この調査における金融資産保有額には、預貯金の他に株式、投資信託、生命保険などが含まれます。ただし、日常的に使う普通預金の残高は対象外です。
70歳代・二人以上世帯の平均貯蓄額は2416万円でした。しかし、この平均値は一部の富裕層によって引き上げられている傾向があるため、より実態に近いとされる中央値は1178万円となっています。
貯蓄額ごとの世帯分布は以下の通りです。
- 金融資産非保有:10.9%
- 100万円未満:4.5%
- 100~200万円未満:5.1%
- 200~300万円未満:3.7%
- 300~400万円未満:3.9%
- 400~500万円未満:2.9%
- 500~700万円未満:6.4%
- 700~1000万円未満:6.7%
- 1000~1500万円未満:11.1%
- 1500~2000万円未満:6.7%
- 2000~3000万円未満:12.3%
- 3000万円以上:25.2%
- 無回答:0.6%
金融資産を全く保有していない世帯が10.9%存在する一方で、3000万円以上の資産を持つ世帯が25.2%を占めており、70歳代の二人以上世帯では資産状況に大きな格差があることがうかがえます。

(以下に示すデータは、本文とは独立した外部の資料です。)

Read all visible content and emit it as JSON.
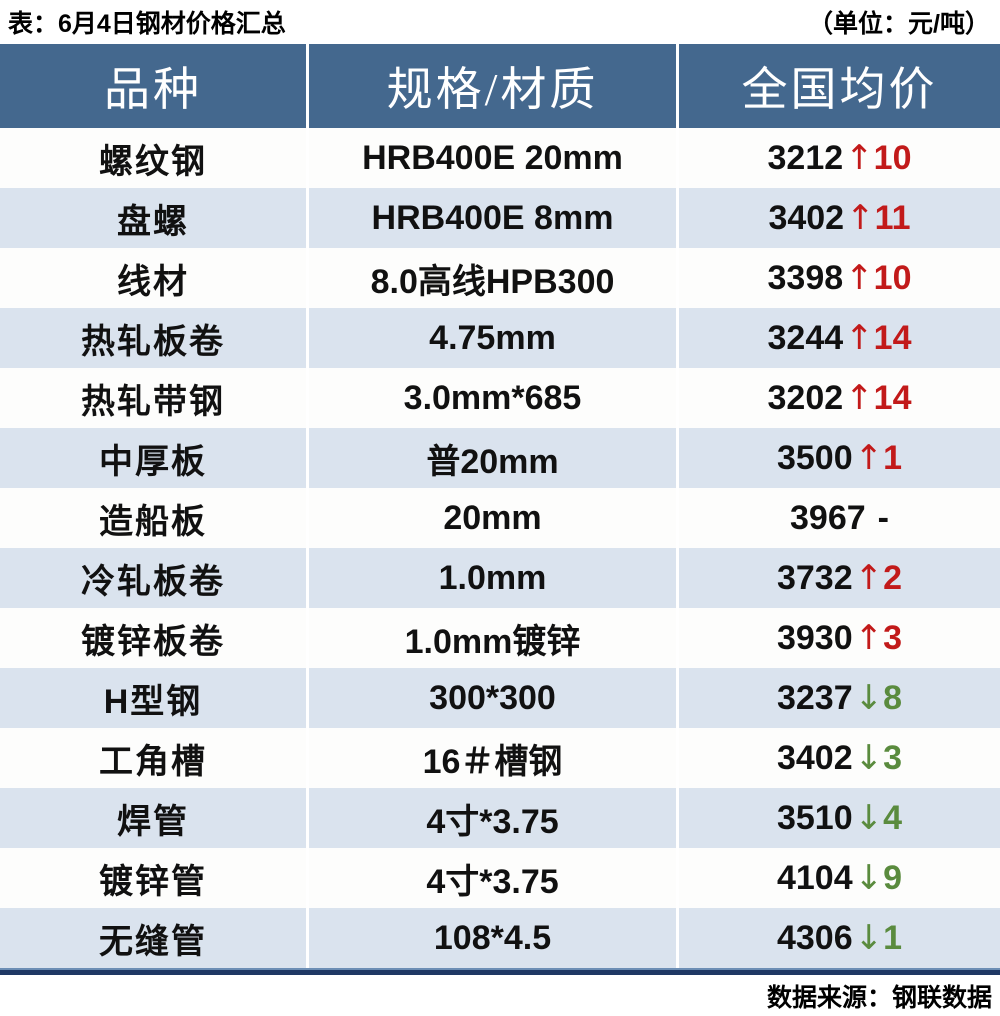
{
  "title": {
    "left": "表：6月4日钢材价格汇总",
    "right": "（单位：元/吨）"
  },
  "icons": {
    "up_arrow": "↑",
    "down_arrow": "↓"
  },
  "colors": {
    "header_bg": "#44688E",
    "stripe": "#DAE3EE",
    "up_red": "#C21A1A",
    "down_green": "#5A8B3E",
    "footer_rule": "#1F3864"
  },
  "footer": {
    "source": "数据来源：钢联数据"
  },
  "chart_data": {
    "type": "table",
    "title": "表：6月4日钢材价格汇总",
    "unit": "元/吨",
    "columns": [
      "品种",
      "规格/材质",
      "全国均价"
    ],
    "rows": [
      {
        "name": "螺纹钢",
        "spec": "HRB400E 20mm",
        "price": "3212",
        "dir": "up",
        "change": "10"
      },
      {
        "name": "盘螺",
        "spec": "HRB400E 8mm",
        "price": "3402",
        "dir": "up",
        "change": "11"
      },
      {
        "name": "线材",
        "spec": "8.0高线HPB300",
        "price": "3398",
        "dir": "up",
        "change": "10"
      },
      {
        "name": "热轧板卷",
        "spec": "4.75mm",
        "price": "3244",
        "dir": "up",
        "change": "14"
      },
      {
        "name": "热轧带钢",
        "spec": "3.0mm*685",
        "price": "3202",
        "dir": "up",
        "change": "14"
      },
      {
        "name": "中厚板",
        "spec": "普20mm",
        "price": "3500",
        "dir": "up",
        "change": "1"
      },
      {
        "name": "造船板",
        "spec": "20mm",
        "price": "3967",
        "dir": "none",
        "change": "-"
      },
      {
        "name": "冷轧板卷",
        "spec": "1.0mm",
        "price": "3732",
        "dir": "up",
        "change": "2"
      },
      {
        "name": "镀锌板卷",
        "spec": "1.0mm镀锌",
        "price": "3930",
        "dir": "up",
        "change": "3"
      },
      {
        "name": "H型钢",
        "spec": "300*300",
        "price": "3237",
        "dir": "down",
        "change": "8"
      },
      {
        "name": "工角槽",
        "spec": "16＃槽钢",
        "price": "3402",
        "dir": "down",
        "change": "3"
      },
      {
        "name": "焊管",
        "spec": "4寸*3.75",
        "price": "3510",
        "dir": "down",
        "change": "4"
      },
      {
        "name": "镀锌管",
        "spec": "4寸*3.75",
        "price": "4104",
        "dir": "down",
        "change": "9"
      },
      {
        "name": "无缝管",
        "spec": "108*4.5",
        "price": "4306",
        "dir": "down",
        "change": "1"
      }
    ],
    "source": "数据来源：钢联数据"
  }
}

また、貯蓄額が300万円未満の世帯も合計で13.3%(100万円未満:4.5%、100~200万円未満:5.1%、200~300万円未満:3.7%)と一定数存在します。その一方で、1000万円以上の資産を持つ世帯も多く、老後の生活に比較的余裕がある層も少なくありません。
老後の資産額は、現役時代の収入や退職金の有無、健康状態など、さまざまな要因に影響されます。公的年金の受給額も、働き方や加入制度によって個人差が生じます。
もし貯蓄が十分でない場合、年金収入だけで生活を維持するのは容易ではないかもしれません。安心して老後を送るためには、それぞれの家庭の状況に応じた資金計画を立てることが不可欠です。
健康なうちは就労を続けたり、不動産や投資からの収入を検討したりするなど、早めに対策を講じることが将来の安心につながるでしょう。